News & Events

Earthquake Reconnaissance Trip

17 – 23 October, 2017

On 19 September 2017, a 7.1 magnitude earthquake hit central Mexico, resulting in the collapse of over 40 buildings.

Shortly after a pair of earthquakes struck Mexico in the second half of 2017, the Canadian Association of Earthquake Engineering (CAEE) formed a team of academics, researchers, and practitioners to conduct an earthquake reconnaissance in the affected zones.

The group included one expert in bridge engineering (Sharlieh Huffman), reinforced concrete (Dr. Murat Saatcioglu), earthquake engineering and multi-hazard assessment (Dr. David Lau), and geotechnical engineering (Dr. Samuel Yniesta and Robert Lo). Dr. Cruz-Noguez was tapped to serve as the masonry specialist. One of the students of the Masonry Centre (Mr.

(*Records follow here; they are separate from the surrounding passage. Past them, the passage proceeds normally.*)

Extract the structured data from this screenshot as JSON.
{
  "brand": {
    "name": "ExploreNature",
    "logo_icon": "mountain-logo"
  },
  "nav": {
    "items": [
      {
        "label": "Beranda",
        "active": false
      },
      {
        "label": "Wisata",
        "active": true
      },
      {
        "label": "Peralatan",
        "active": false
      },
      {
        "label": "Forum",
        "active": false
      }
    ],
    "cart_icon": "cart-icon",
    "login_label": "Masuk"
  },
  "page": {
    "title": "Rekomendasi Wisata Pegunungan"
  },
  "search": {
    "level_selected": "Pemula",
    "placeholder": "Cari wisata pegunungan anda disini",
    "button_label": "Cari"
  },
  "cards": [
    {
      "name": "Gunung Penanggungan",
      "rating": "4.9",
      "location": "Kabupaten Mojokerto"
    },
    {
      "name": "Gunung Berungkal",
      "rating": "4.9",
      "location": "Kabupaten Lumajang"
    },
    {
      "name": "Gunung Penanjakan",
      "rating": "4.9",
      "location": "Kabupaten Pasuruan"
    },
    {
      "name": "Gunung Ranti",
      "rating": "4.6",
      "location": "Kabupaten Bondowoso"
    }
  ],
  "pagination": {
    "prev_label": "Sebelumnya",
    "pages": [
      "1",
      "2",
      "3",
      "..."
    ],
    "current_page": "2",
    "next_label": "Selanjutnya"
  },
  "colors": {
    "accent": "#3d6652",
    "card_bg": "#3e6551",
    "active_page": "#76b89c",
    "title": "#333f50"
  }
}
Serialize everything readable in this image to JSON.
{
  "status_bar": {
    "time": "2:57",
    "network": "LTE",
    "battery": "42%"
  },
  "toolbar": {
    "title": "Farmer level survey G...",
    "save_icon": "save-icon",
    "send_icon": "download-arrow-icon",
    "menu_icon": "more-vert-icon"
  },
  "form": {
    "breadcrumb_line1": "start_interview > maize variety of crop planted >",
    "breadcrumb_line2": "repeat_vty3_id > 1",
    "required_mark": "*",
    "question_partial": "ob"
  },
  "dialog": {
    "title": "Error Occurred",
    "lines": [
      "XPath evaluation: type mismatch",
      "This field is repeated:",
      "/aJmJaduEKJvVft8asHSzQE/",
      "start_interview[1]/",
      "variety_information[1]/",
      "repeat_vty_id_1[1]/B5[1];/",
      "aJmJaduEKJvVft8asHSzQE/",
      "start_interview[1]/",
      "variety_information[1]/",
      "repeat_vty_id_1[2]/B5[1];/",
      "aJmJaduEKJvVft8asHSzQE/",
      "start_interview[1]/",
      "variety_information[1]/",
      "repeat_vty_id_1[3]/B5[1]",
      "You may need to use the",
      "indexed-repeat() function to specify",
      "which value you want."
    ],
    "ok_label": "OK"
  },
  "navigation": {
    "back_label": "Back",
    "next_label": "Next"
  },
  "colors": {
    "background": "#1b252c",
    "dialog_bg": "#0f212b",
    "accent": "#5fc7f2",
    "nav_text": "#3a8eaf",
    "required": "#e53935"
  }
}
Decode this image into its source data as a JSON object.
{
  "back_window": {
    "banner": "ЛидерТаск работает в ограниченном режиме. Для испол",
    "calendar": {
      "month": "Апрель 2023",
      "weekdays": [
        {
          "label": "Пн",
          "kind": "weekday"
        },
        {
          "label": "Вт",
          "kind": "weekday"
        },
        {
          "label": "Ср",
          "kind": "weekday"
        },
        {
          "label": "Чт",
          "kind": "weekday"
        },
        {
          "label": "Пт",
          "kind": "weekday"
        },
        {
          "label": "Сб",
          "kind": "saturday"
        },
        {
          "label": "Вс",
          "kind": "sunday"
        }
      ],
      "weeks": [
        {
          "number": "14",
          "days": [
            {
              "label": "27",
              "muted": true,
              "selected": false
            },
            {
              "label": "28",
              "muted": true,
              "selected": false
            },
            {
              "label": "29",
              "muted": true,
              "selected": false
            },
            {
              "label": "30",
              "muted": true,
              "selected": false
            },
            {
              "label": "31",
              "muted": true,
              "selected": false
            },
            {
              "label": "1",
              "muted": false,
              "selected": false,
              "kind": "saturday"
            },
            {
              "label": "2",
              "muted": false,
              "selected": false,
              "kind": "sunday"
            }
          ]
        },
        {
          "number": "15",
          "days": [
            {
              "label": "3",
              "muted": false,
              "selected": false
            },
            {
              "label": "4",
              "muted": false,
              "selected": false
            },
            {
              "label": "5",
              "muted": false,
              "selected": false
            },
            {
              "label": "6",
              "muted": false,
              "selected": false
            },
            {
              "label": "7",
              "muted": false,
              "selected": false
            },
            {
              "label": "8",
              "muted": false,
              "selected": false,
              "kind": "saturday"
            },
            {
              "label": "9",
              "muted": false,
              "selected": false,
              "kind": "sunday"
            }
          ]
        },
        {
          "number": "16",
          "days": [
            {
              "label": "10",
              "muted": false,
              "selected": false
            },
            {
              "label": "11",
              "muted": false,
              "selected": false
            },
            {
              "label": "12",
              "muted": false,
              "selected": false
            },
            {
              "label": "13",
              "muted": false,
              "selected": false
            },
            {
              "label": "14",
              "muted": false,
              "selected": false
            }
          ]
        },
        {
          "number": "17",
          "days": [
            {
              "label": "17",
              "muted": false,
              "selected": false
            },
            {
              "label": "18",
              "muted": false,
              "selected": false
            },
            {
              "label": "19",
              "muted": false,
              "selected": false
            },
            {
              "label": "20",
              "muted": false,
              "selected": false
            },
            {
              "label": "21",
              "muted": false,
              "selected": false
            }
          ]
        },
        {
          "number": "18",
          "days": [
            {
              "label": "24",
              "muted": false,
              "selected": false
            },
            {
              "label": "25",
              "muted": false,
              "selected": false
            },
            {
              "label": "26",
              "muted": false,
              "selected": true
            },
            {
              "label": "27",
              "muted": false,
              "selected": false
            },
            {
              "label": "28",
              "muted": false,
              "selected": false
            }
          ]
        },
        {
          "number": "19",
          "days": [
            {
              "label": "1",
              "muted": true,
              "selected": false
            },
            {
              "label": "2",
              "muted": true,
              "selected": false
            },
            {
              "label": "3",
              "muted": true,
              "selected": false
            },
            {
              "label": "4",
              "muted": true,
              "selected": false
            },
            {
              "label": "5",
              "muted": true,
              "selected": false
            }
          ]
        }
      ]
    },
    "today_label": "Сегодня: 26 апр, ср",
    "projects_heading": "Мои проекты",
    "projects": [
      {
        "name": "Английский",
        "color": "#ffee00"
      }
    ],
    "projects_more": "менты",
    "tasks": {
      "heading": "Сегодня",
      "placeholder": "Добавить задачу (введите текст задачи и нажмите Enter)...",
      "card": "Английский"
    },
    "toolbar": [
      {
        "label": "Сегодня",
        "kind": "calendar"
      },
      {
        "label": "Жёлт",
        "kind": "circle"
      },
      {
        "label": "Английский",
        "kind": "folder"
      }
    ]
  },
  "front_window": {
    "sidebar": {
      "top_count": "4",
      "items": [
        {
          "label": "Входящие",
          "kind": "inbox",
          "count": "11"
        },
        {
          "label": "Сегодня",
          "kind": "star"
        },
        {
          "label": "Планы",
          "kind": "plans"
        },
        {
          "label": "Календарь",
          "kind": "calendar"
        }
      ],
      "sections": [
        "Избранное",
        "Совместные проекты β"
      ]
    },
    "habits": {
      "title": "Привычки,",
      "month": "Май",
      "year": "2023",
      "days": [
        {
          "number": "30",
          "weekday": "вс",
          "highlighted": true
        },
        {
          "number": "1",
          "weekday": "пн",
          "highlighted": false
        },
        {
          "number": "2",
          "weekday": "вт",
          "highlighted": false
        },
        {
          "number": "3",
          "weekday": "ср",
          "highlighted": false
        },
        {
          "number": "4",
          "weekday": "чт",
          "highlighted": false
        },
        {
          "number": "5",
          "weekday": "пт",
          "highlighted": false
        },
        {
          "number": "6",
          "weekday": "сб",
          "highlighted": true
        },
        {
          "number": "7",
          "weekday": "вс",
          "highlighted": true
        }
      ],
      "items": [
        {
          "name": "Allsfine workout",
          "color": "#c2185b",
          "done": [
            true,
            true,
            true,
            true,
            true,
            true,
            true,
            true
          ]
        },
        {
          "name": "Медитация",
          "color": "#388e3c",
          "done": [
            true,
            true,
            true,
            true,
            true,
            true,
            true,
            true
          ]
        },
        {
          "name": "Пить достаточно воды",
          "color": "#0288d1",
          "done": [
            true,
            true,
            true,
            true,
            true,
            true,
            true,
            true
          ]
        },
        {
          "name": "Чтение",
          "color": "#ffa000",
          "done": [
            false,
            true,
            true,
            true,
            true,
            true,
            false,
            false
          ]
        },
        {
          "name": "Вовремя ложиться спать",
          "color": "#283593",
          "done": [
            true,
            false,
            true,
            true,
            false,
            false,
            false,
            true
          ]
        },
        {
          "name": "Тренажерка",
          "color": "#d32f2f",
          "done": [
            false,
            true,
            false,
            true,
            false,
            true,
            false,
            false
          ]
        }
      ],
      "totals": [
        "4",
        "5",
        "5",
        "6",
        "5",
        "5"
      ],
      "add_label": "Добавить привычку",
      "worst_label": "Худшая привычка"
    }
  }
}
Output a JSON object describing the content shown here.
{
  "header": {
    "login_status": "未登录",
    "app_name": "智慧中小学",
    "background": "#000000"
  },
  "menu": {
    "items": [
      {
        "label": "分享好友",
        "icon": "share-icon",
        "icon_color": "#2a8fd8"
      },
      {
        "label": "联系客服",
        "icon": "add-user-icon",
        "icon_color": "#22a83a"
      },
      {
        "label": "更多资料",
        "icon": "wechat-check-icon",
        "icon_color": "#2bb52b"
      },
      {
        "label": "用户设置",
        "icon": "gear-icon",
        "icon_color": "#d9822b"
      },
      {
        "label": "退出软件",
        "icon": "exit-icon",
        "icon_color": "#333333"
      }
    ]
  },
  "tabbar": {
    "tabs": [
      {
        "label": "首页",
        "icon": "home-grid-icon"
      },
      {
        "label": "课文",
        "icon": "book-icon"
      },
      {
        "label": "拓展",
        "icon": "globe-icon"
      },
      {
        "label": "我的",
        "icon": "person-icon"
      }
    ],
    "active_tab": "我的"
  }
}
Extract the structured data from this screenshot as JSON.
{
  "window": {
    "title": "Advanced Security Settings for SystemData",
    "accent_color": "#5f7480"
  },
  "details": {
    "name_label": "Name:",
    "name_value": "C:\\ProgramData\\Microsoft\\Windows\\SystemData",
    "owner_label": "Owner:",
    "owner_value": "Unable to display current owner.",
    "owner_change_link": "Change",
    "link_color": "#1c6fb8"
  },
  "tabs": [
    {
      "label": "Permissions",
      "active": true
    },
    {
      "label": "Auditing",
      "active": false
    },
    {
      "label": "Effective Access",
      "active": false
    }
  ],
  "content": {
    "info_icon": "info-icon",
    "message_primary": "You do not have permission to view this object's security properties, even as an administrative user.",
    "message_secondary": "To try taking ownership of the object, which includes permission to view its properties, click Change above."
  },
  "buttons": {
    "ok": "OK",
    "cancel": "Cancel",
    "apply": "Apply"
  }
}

Odín Guzmán) was also included in the survey team.

The findings from the survey were very interesting. Modern masonry in Mexico usually consists of “confined masonry” in which a concrete frame is poured around a wall section made of brick or concrete block.

Older construction, which lacked the frame or that had wide spaces between the columns of the frame, experienced the most damage. Buildings in which the walls at the first storey had been removed by the owners to create more parking space, or that had been absent from the beginning as a design feature, experienced the well-known “soft storey” failure mechanism, often catastrophic.

Newer buildings, however, performed very well. Side-by-side buildings showed that modern confined masonry is an effective technique to mitigate seismic damage.